Rather than go into details about why this so strongly resonated with me, I will just share a few beliefs I hold, related to illness, that are based on experience, observation, and research.


I invite you to share any beliefs you have, in the comments, as well.


Here are some of my heart-felt considerations:

  1. Illness is illness.

  2. Differentiating mental illness from other illnesses, as less worthy of compassion, preventive measures, treatment, and care is unproductive to society (to put it mildly) and cruel to those suffering.

  3. Illness is a condition that should justify increased care, not diminished care.

  4. Illness does not mean that a person suffering has more rights - special, exceptional rights - making others' rights no longer equal.

  5. Illness does not mean a person has fewer, less-than-equal rights than others.

  6. Illness does not justify abuse (whether the perpetrator or victim or both are ill).

  7. Illness is not a license for someone to violate the law.

  8. Illness should be diagnosed and treated, if/as necessary, by trained health professionals.

  9. Illness should not be stigmatized.

  10. Abuse, neglect and traumatic experiences are risk factors that increase the likelihood of mental illness (from mayoclinic.org).

  11. Care, including self-care, can keep symptoms of illnesses, including mental illnesses, under control; lack of self-care and neglect from loved ones can exacerbate symptoms.

  12. "Self-care" does not encompass acts such as evicting family members from their own residences, disowning family members from their rightful property, giving family members the silent treatment when they reach out for help, or spreading lies about family members - including circulating alleged, non-professional diagnoses about a family member's mental health.

  13. Because of its stigma, labeling a person as "mentally ill" can discredit them in a community where they have otherwise established their credibility.

  14. Mentally ill people can be highly credible; diagnoses by people with personal agendas for labeling others with mental illness are NOT credible.

  15. It is common for people with malignant narcissism and other personality disorders to "accuse" a person they wish to control or undermine as having mental health issues (along with accusing them of being unfaithful, dishonest, cruel, ugly, fat, offensive to authority figures, incompetent, undependable.....)

  16. One should not mandate treatment for an undiagnosed health condition as a requirement for marriage, for one's living at home, or for other basic needs to be met.

  17. Church leaders (or others in influential positions in a community) who participate in a narrative about a spouse's purported mental illness without verifying the facts could be complicit with spouse-abuse.

  18. Enabling a perpetrator of abuse, even if the perpetrator is ill, is complicity with abuse... and abuse is a risk factor of illness.

  19. It is human to be vulnerable to illness - both physical and mental; we are all likely to become ill at times, possibly even to become chronically ill. That doesn't make anyone less human.

  20. Honoring and loving a person, illness and all, can be very healing.


If you are ill, you are in good company with a vast number of the rest of us humans.

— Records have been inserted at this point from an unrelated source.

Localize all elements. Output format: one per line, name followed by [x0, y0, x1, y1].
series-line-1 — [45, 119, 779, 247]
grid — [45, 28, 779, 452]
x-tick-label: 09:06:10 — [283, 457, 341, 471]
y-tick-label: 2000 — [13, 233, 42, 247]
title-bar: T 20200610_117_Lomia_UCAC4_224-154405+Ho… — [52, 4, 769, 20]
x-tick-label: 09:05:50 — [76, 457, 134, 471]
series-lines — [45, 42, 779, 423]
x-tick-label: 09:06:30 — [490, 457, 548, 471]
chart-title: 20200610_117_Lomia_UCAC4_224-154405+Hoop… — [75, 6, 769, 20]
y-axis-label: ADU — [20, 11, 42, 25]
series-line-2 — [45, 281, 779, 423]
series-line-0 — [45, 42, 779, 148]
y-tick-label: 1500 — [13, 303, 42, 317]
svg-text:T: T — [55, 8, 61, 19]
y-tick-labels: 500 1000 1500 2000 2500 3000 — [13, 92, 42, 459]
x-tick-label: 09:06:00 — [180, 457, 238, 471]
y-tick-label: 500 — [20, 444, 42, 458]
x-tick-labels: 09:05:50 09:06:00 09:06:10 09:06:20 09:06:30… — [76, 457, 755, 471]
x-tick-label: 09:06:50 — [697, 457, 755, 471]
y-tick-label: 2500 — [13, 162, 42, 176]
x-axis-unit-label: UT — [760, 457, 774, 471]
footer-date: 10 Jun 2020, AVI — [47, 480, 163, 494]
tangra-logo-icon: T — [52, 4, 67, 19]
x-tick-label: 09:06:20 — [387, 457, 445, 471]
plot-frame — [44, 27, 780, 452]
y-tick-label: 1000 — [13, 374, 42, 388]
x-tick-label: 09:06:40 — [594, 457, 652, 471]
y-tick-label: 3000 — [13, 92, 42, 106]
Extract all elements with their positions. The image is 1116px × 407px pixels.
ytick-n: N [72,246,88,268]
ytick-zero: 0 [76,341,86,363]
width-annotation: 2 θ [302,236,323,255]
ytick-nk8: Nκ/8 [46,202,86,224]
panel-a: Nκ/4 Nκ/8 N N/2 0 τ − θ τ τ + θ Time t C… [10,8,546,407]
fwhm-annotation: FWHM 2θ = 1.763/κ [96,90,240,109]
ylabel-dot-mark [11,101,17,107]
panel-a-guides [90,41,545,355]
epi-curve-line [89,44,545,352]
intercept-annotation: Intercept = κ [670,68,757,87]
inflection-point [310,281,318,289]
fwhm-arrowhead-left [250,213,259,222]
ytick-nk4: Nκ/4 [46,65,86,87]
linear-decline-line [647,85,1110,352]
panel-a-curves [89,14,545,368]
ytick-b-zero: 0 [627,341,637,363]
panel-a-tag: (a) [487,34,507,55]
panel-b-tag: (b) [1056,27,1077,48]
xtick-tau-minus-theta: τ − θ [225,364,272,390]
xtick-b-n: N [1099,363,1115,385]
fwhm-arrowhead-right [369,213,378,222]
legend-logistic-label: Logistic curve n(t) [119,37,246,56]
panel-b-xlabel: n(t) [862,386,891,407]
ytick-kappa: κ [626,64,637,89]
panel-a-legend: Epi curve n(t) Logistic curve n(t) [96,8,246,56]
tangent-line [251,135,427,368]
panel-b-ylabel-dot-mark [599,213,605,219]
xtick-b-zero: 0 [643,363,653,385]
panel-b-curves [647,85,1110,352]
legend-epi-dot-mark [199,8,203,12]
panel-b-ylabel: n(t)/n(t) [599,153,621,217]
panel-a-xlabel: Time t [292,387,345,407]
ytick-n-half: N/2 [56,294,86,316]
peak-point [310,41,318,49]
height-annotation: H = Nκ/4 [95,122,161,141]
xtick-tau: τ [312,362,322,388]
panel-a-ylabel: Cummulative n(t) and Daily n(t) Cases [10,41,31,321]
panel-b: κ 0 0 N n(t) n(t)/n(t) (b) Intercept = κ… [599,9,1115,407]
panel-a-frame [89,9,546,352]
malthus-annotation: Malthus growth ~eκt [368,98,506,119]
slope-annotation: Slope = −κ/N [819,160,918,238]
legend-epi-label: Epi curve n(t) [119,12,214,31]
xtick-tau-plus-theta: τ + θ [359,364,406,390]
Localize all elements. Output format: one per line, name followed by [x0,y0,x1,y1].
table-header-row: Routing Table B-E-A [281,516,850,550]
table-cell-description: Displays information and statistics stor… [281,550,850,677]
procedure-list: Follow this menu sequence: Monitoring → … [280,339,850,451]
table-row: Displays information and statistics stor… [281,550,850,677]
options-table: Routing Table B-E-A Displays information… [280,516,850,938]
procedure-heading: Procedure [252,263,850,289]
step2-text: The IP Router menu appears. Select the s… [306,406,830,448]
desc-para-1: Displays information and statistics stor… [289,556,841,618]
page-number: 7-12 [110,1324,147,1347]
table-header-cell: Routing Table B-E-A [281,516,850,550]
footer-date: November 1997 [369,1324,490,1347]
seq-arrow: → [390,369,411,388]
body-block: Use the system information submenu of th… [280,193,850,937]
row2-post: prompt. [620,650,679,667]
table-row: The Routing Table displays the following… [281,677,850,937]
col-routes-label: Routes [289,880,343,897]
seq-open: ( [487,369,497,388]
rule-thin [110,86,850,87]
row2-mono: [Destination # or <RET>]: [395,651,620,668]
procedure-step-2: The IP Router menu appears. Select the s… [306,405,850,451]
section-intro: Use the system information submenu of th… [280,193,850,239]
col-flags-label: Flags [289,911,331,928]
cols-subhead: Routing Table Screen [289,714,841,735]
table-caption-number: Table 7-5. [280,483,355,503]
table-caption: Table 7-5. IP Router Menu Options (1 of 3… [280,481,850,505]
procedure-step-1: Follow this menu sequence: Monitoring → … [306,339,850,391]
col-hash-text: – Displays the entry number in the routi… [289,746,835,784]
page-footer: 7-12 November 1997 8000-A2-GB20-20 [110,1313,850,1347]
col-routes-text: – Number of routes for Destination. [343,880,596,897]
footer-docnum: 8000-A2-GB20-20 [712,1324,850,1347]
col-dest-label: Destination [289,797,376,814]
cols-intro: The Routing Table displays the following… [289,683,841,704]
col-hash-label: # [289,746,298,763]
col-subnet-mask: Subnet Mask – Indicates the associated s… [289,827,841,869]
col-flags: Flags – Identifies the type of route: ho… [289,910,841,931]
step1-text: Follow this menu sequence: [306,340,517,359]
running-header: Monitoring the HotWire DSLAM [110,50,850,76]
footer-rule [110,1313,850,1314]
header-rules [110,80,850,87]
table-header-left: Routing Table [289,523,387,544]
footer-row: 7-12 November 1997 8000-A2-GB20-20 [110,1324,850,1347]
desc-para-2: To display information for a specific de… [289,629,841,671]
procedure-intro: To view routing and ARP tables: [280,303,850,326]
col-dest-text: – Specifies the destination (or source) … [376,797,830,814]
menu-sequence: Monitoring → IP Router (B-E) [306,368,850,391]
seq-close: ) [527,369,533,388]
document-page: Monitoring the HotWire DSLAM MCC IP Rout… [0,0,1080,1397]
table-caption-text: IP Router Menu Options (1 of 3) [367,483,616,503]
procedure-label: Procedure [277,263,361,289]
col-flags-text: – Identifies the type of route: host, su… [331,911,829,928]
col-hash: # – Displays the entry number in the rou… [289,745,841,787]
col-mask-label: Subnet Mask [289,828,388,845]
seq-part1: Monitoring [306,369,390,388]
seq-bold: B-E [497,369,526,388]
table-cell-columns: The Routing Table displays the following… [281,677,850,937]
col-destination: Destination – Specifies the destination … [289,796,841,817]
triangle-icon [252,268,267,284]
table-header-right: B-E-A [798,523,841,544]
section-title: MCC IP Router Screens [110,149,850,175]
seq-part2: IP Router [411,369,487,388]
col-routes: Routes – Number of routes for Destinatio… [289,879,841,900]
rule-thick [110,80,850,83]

But when Yeshua heard, he said to them, "The healthy have no need for a physician, but those who have become very ill; I have not come to call the righteous, but sinners."

Mark 2:17, Aramaic Bible in Plain English


I welcome your comments, if you have anything to add or anything with which you disagree.


I believe our wellness depends upon each of us being a member of a healthy community.



The difference between "ILLNESS" vs. "WELLNESS" is "I" vs. "WE". (I heard that in a support group meeting... it's not original, but it sure resonates with me as the truth.)